HAVANA, Sept. 26th. Another tough October is coming, despite the promises. The Cuban authorities are recovering the measures they took during the energy crisis last year which include everything from the total or partial paralysis of production to the shutdown of air conditioning systems or teleworking. The actions are intended to “reduce the consumption of electrical energy and make rational use of energy carriers” and are “mandatory compliance for all actors in the economy.”
The information has been disseminated by Cuban Television journalist Lázaro Manuel Alonso, who has published on his Facebook profile the order of the provincial governments of Villa Clara and Cienfuegos, with identical measures, so everything indicates that it will be extended to the rest of the island.
The list calls for the suspension of all non-basic activities between 11 am and 1 pm, and from 6 pm to 10 pm. Air conditioning will only operate from 8 to 11 am and electric ovens must be turned off during peak hours.
Water cannot be pumped in that strip either, except in the case of supply to the population, which will be “reordered.”
Regarding “continuous production” services, the plans to organize the load will be applied and the use of luminaires must be reduced, “especially in shopping centers and in the industry”, limiting their use only to those that are necessary for ” security”.
Concern is spreading among MSME owners, as they are asked to “disconnect refrigerators, refrigeration equipment, and cold chambers during peak hours, as long as the condition of the products is not affected.”
“Measures like this greatly affect the private service sector,” says one user. “It is detrimental to the income of non-state forms of management, which in turn harms salaries, investments, etc.; because the moment they decrease income, there will invariably be salary cuts and budget replanning, which, coupled with the taxes that exist, could bankrupt more than one.
Private companies are not rescued from bankruptcy at the expense of the State budget “he reflects.
The authorities have also asked that the residential sector apply the measures and be responsible in consumption and indicate that priority will be given, to the delivery of fuel, health services, obituaries, electrical guards and solid waste collection, among others.

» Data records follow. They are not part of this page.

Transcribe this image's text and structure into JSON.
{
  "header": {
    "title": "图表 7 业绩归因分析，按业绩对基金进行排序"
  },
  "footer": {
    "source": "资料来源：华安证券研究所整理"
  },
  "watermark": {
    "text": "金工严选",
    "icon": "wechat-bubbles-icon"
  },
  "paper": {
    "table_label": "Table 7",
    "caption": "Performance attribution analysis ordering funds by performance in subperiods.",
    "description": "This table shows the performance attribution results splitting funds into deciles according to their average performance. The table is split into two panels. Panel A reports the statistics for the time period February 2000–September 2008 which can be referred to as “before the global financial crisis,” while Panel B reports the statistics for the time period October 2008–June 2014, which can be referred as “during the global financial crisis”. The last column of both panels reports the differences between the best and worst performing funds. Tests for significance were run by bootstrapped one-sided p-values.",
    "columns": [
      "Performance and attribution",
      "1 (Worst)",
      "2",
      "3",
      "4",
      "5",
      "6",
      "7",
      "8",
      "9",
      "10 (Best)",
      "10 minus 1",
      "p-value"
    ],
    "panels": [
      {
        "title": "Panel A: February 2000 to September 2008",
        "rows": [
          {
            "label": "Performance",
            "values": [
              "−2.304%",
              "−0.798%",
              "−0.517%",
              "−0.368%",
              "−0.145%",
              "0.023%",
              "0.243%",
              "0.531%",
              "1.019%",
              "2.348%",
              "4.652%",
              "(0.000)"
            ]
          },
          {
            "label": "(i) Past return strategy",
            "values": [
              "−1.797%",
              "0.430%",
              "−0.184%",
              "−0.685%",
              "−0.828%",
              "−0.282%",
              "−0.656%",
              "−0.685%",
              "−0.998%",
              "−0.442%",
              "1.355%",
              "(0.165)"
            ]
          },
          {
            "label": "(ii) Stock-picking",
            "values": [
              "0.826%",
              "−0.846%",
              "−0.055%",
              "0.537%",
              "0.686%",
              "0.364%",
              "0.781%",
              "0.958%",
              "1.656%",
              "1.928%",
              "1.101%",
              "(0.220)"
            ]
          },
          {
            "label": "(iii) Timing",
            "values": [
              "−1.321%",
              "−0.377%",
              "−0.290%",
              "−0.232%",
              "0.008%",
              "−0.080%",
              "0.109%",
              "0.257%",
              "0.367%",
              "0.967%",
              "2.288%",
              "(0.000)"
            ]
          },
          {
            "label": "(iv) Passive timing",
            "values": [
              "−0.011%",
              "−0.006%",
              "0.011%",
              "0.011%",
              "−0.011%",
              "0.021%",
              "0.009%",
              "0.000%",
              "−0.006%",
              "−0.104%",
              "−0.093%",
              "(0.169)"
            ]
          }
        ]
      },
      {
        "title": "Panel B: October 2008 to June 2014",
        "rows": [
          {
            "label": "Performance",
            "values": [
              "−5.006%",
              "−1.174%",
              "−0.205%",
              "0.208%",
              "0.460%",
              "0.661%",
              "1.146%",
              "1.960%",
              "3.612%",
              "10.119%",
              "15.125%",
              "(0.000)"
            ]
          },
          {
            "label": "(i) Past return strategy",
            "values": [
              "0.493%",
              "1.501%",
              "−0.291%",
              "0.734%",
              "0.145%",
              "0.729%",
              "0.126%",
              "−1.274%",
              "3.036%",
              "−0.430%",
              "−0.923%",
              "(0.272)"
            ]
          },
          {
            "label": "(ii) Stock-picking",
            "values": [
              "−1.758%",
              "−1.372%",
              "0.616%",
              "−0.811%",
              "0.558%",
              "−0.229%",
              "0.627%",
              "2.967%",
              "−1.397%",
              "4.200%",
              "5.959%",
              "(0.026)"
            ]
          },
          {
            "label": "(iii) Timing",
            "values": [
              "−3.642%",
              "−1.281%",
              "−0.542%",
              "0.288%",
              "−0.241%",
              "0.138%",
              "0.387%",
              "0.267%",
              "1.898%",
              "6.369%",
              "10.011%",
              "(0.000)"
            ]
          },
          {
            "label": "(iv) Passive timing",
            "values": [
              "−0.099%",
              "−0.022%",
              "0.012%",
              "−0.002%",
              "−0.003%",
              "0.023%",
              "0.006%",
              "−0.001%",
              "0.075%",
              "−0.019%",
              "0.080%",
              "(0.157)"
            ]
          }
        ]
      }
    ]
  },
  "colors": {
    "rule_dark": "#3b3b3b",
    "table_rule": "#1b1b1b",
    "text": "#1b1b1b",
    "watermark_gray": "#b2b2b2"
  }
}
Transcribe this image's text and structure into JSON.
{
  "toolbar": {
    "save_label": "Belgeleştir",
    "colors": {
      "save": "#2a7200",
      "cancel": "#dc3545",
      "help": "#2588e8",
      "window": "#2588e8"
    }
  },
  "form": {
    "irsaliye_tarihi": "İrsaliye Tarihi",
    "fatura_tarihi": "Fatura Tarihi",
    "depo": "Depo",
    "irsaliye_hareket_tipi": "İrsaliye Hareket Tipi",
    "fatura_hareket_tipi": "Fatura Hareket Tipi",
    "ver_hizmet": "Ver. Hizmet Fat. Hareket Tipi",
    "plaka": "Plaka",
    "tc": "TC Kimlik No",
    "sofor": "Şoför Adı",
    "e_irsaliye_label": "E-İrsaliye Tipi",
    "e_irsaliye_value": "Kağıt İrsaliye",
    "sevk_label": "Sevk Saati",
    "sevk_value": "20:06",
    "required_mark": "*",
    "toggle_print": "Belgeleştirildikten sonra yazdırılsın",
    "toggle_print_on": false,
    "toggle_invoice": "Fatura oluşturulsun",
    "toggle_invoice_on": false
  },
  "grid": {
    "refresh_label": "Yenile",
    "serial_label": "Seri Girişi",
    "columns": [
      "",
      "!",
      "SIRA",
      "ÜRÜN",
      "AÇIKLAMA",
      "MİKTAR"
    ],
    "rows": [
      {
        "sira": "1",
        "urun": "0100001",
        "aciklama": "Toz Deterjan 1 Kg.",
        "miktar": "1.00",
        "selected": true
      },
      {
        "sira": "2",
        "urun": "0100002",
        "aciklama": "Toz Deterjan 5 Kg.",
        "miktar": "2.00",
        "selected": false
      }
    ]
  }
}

The information from the Cienfuegos Energy Council, which has been revealed through the document itself that includes the measures, is dated last Thursday, September 21, and offers more exhaustive and bureaucratic details, although it includes some picturesque information such as the intention to “activate the youth contingents for the promotion of saving measures” or systematically publish in the media and institutional networks the importance of the rational use of energy.
In addition, it is urged to “control the consumption of non-state forms of management by the energy councils in each territory so that they do not increase, taking historical average consumption as a reference.”
“So to save money, do we paralyze the country?” a user asks the government spokesperson. “We must motivate the workers in the electrical sector, there is no qualified personnel in the thermoelectric plants, everyone has looked for other alternatives in the face of the ‘economic crisis,'” he denounces.
The 2,000 pesos that, he claims, these workers earn are insufficient even for transportation of the month.
“The issue is more about fuel than thermoelectric plants,” Alonso responds laconically.
In the last month, Cuba has continued to receive significant quantities of Venezuelan oil, despite the fact that PDVSA decreased the barrels exported.
The Island obtained, however, its generous quota of 65,000 barrels per day from Caracas, more than the average estimated in the 2000 agreements (although less than what it received in the best of times).
On the other hand, the arrivals of Mexican oil tankers at national ports have been numerous in recent months, including the one currently underway.
With these data, Cubans are already seeing systematically prolonged blackouts closer, such as those that occurred in September and October 2022 and ended with the departure from office of the previous Minister of Energy and Mines, Liván Arronte.
The arrival of his replacement, Vicente de la O Levy, coincided with a slight improvement encouraged by the December weather and helped the new owner to announce a series of scheduled maintenance that would leave the thermoelectric plants ready for May, in addition to committing to a year with brief and infrequent blackouts.
At the same time, Miguel Díaz-Canel continued to establish international alliances to capture crude oil that has proven ineffective in the face of the very deep crisis that the country is experiencing.